Ouço a voz de uma larva fantasmal
Que se roja no chão das catedrais.
Diz que o fim está próximo e que o mal
Já selou suas vis credenciais.

Não há nada a fazer. O temporal
Sobrevém. E a discórdia universal
Constitui-se já parte dos sinais.

Eis o quadro da morte! Eis o real
Panorama atual! Vede o infernal
Monstro capro em sorrisos triunfais!...
3
Lodo vil: a chacina figadal
Que se espalha nas chãs sacramentais.
Lamaçal de aparência sem igual.
Vala podre.
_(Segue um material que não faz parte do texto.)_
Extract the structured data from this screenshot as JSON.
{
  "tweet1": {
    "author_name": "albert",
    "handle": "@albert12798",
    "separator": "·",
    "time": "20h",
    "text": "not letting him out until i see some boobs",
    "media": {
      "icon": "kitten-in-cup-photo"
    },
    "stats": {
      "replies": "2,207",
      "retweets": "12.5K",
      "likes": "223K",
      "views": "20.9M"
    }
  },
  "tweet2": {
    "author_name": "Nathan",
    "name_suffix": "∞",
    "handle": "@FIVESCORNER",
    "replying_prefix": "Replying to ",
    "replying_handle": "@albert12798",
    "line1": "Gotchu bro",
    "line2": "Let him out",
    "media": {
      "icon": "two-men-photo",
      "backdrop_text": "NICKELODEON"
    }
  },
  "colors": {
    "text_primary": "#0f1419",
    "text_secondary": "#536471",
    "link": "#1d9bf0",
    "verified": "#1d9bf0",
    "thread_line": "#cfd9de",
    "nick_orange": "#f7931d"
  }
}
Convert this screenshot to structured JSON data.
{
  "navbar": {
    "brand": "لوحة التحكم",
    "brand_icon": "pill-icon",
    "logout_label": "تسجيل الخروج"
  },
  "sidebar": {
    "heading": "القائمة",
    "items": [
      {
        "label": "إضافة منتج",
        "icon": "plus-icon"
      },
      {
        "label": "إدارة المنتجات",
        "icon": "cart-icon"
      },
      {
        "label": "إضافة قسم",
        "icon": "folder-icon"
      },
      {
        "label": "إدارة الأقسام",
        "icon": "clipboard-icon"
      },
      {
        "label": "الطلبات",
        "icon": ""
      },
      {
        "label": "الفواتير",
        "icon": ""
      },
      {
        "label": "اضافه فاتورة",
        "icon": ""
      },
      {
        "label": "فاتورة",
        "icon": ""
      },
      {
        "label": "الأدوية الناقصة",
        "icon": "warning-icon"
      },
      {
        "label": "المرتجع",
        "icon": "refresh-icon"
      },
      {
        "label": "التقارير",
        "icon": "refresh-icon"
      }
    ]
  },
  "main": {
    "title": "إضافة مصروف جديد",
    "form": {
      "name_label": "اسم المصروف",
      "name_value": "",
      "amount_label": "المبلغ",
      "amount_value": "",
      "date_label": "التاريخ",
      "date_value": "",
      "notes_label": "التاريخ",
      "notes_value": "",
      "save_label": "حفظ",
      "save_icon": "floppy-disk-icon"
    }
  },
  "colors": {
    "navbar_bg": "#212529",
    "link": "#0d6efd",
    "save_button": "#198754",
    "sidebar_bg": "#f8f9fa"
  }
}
Putrefações dos sais.

Ares de hálito sujo e feretral.
Cripta escura onde os restos corporais
Decompõem-se e exalam gás mortal
Em sutis fogos-fátuos viscerais.

Quando a noite retumba no portal
Da calada, o temor, como um punhal
Transpassante, perfura órgãos vitais.

Salivando, o terror concede o aval
Pra que o mal aziago e sepulcral
Sorva a vida das almas virginais.
4
O prodígio do medo em funeral
De sorrisos passados nos quintais
Da'alegria mais límpida e vestal
Vaticina hora sobrenatural.

Chega o tempo em que a morte pontual
Chega para sorver do ser as tais
Alegrias da vida e pôr final
Nos momentos que tem por seus rivais.

Tomba o corpo no báratro abismal.
Vermes sentem da carne o ar mortal.
Larvas comem do morto as carnes tais.

Tapurus, que se nutrem da letal
Hecatombe, na seiva intravenal,
Dessedentam desejos diabrais.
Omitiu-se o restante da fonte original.